В отношениях Ницше к Рихарду Вагнеру более всего сказывалось преклонение перед ним как перед учителем; дружба же с Рэ носила скорее характер духовного товарищества, не нарушаемого и тем обстоятельством, что друзья жили далеко друг от друга.
Взгляды их в течение этих лет становились тем более общими, что им приходилось много работать совместно. Рэ доставлял Ницше большинство книг, в которых последний нуждался, читал ему вслух, когда они были вместе.
Дружба с Рэ была первоначальным источником позитивизма Ницше и его отрешения от прежнего идеализма.
Гениальность как болезнь
То необычное, что создают выдающиеся таланты, предполагает весьма хрупкую организацию, позволяющую им испытывать редкие чувства и слышать небесные голоса. Такая организация, вступая в конфликт с миром и стихиями, оказывается легко ранимой, и тот, кто, подобно Вольтеру, не сочетает в себе большой чувствительности и незаурядной выносливости, подвержен продолжительной болезненности.
…Гений у Ницше был неотделим от болезни, тесно с нею переплелся, и они развивались вместе — его гений и его болезнь, — а с другой стороны, еще и тем, что для гениального психолога объектом самого беспощадного исследования может стать все что угодно — только не собственный гений.
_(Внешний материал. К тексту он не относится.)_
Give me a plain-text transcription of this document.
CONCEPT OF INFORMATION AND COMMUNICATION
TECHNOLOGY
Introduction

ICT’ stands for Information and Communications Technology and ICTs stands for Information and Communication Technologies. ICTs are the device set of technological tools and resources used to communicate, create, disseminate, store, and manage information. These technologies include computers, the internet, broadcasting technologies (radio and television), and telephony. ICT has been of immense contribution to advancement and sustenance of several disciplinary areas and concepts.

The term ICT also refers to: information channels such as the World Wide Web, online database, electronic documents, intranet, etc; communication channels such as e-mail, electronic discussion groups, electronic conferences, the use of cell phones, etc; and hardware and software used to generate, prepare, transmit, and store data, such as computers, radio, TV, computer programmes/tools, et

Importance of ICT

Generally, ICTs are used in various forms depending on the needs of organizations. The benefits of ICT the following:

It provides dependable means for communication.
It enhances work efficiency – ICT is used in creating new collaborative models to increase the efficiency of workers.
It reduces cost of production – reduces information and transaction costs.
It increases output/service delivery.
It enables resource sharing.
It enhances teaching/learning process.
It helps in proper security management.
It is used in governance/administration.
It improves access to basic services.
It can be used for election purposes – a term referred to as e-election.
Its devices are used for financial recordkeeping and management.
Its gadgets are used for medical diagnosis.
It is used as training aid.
Ницше сделал широкое обобщение относительно связи своего гения со своей болезнью, давшее его последователям основание сказать, что гениальность — это болезнь. Ницше выразил мысль следующим образом: «Художника рождают исключительные обстоятельства, они глубоко родственны болезненным явлениям и связаны с ними; так что, видимо, невозможно быть художником и не быть больным».
Существует раздел ницшеведения, заложенный доктором Паулен Мёбиусом, изображающий всю духовную эволюцию Ницше как историю болезни прогрессирующего паралитика. Соглашаясь с тем, что определенные обертоны текстов Ницше обязаны болезненным состояниям, я категорически отвергаю подспудные намеки на психопатологическую подоплеку его идей. Эйфория — да! Трепет, вибрация, дрожь, явно различимые в текстах, — да! Но не содержательная, «онтологическая», «гносеологическая» ценность! Даже если гениальность — болезнь, то болезнь ясновидения, то недуг, пробуждающий заснувшую интуицию, то «феномен» Сведенборга!